Tsalik, McClain, Ginsburg, Woods publish, “Comparing the Diagnostic Accuracy of Clinician Judgement to a Novel Host Response Diagnostic for Acute Respiratory Illness”

By Brittany Vekstein

Duke Center for Applied Genomics & Precision Medicine (CAGPM) faculty member, Ephraim Tsalik, MD, PhD, is senior author in a recent publication in Open Forum Infectious Diseases on, “Comparing the Diagnostic Accuracy of Clinician Judgement to a Novel Host Response Diagnostic for Acute Respiratory Illness.” Co-authors from CAGPM include Micah McClain, MD, PhDGeoffrey Ginsburg, MD, PhD, and Christopher Woods, MD.

Discriminating bacterial and viral infections remains clinically challenging. The resulting antibacterial misuse contributes to the antimicrobial resistance problem. Host gene expression-based tests are a promising strategy to discriminate bacterial and viral etiologies, but their potential clinical utility has not yet been evaluated.

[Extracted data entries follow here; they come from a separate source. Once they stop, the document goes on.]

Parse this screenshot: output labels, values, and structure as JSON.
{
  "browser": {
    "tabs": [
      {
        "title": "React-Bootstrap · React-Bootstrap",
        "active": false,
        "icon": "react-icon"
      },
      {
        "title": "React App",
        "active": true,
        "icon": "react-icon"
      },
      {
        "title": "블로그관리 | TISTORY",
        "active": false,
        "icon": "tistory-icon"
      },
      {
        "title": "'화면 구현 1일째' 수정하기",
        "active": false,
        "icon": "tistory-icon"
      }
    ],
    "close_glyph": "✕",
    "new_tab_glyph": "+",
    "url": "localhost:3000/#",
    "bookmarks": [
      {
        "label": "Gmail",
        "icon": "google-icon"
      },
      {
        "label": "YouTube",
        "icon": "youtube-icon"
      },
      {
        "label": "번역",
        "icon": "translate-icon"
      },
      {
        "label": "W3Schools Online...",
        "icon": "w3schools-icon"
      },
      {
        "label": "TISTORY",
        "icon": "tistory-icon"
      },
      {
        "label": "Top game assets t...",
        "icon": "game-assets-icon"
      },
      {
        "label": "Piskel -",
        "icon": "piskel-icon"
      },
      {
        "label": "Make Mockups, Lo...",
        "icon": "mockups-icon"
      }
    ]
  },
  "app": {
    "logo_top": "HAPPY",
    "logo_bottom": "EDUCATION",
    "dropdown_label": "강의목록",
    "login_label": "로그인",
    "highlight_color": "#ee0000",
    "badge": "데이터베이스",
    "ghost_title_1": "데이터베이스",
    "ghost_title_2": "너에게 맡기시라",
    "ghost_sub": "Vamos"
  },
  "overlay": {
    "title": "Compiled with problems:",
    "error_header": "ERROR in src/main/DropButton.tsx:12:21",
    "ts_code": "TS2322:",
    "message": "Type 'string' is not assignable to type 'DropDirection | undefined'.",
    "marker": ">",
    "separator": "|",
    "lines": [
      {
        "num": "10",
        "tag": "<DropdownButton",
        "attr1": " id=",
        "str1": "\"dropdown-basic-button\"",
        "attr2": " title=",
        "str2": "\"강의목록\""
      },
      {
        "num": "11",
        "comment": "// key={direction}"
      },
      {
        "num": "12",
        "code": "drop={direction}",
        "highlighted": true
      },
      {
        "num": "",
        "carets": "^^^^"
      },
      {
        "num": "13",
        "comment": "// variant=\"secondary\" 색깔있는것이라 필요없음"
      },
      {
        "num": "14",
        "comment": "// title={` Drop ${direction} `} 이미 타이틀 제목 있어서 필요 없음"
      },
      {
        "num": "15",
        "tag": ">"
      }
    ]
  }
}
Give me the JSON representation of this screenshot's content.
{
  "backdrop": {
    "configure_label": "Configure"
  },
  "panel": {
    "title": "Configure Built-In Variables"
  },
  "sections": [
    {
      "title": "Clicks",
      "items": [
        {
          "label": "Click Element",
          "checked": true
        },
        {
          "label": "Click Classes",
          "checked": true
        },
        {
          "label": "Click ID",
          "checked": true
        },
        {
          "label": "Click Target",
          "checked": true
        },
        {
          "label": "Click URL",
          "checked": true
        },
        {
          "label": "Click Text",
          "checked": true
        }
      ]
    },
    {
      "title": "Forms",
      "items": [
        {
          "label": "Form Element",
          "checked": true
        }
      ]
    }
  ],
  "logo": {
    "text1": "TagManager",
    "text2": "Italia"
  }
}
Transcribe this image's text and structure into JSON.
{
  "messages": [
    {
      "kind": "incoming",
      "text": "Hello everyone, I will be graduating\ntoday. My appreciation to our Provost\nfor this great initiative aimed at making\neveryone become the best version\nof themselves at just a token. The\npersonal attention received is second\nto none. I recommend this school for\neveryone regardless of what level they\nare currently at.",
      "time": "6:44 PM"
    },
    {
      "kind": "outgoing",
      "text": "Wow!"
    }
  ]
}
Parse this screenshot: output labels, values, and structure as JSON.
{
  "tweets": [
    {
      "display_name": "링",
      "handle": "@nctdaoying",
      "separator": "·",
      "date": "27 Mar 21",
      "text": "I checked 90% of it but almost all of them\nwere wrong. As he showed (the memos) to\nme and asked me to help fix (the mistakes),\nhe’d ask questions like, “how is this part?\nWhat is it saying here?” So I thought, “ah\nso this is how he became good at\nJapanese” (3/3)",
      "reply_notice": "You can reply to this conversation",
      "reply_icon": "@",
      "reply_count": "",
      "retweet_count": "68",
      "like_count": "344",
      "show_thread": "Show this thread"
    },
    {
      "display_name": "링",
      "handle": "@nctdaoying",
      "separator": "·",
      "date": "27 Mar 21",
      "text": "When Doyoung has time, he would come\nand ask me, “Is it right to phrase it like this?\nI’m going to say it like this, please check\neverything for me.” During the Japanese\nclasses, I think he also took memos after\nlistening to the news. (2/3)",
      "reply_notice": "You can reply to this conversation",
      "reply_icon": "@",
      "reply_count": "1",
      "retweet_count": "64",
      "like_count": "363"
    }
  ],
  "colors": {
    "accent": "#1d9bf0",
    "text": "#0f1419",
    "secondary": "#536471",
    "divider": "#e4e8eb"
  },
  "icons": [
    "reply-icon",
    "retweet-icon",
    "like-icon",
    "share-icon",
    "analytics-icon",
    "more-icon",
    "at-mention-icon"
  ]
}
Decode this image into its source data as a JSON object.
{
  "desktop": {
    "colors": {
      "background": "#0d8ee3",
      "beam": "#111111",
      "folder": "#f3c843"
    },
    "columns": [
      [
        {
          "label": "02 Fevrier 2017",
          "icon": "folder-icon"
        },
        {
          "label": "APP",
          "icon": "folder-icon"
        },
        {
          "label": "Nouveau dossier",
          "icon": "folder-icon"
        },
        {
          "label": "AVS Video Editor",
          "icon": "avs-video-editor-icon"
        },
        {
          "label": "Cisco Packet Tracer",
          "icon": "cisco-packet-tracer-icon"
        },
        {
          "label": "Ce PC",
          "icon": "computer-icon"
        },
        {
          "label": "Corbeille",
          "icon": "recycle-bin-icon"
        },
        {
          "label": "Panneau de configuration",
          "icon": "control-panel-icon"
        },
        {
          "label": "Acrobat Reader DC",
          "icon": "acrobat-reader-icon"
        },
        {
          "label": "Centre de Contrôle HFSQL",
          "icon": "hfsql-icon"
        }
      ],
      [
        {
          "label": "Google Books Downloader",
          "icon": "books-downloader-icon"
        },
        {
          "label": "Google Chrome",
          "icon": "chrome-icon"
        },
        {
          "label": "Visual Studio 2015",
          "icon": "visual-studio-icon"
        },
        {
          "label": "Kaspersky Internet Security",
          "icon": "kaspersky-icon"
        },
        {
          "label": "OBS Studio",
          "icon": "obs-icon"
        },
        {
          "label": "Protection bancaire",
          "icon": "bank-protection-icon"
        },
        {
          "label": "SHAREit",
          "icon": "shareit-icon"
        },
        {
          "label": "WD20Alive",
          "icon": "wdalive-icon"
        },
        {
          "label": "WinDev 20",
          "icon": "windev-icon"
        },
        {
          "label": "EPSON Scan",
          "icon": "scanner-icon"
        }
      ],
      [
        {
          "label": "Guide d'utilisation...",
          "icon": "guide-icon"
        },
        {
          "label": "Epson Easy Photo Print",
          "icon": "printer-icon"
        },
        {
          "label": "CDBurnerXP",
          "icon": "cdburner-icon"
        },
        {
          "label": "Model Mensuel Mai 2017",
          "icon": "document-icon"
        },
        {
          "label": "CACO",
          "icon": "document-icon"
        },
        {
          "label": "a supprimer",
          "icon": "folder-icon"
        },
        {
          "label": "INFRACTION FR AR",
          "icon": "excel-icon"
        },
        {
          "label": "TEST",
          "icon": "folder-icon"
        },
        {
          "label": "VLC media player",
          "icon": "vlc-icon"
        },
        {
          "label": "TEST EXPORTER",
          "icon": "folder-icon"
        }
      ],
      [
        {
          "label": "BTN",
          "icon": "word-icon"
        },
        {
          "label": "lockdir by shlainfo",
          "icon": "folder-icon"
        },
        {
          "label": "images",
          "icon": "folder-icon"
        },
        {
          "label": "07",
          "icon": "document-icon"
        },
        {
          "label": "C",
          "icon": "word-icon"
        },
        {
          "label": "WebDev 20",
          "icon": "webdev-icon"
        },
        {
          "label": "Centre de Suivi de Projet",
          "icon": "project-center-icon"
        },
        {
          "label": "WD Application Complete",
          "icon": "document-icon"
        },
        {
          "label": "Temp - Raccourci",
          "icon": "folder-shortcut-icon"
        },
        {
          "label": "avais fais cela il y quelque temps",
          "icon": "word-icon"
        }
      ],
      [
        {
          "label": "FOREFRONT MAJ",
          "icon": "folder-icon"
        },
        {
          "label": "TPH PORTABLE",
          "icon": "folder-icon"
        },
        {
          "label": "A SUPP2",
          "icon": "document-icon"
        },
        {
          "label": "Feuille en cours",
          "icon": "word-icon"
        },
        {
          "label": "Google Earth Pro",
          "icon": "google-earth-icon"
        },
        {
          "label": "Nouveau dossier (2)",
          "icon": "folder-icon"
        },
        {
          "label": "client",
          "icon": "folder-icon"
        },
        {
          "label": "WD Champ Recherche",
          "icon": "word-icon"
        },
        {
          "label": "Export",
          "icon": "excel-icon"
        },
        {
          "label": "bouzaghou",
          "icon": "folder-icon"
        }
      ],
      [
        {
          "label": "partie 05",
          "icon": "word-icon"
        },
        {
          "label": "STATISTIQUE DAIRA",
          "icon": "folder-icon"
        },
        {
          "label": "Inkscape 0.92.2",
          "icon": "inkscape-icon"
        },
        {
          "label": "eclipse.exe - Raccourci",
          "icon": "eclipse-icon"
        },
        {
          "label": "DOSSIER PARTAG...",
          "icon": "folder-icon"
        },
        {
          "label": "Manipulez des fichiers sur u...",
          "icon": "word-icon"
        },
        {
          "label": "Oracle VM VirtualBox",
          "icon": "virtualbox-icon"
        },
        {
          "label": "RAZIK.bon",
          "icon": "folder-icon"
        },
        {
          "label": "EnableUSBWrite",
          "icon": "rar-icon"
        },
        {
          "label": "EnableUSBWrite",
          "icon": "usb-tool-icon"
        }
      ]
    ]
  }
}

A host gene expression biosignature was measured using qRT-PCR in 582 Emergency Department participants with suspected infection. Based on chart reviews, the team recorded the clinician diagnosis and the clinician-recommended treatment. Host gene expression, clinician diagnosis, clinician-recommended treatment, and procalcitonin levels were compared to clinical adjudication as the reference standard. To estimate clinical impact of this host response strategy, they calculated the change in overall net benefit (∆NB, the difference in net benefit when comparing one diagnostic strategy to a reference) across a range of prevalence estimates while factoring in the clinical significance of false negative and false positive errors.

Gene expression correctly classified either bacterial, viral, or non-infectious illness 74.1% of the time, outperforming clinician-recommended treatment and procalcitonin. Due to a strong sensitivity bias to treat bacterial infections at the expense of diagnostic accuracy and specificity, the clinician diagnosis was overall more accurate than the corresponding treatment plan (75.4% accuracy vs. 72.2%), resulting in inappropriate antibacterial use in 33.3% of cases. The gene expression test had significantly higher average weighted accuracy for the diagnosis of bacterial infection than both procalcitonin and clinician-recommended treatment (79.9% vs. 71.5% and 76.3%, respectively; p < 0.00001). Consequently, host gene expression had greater net benefit in diagnosing bacterial infection than clinician-recommended treatment (∆NB = 6.4%) and procalcitonin (∆NB = 17.4%).

They conclude that host gene expression-based tests to distinguish bacterial and viral infection can facilitate more appropriate treatment, leading to improved patient outcomes and mitigating the antibacterial resistance crisis.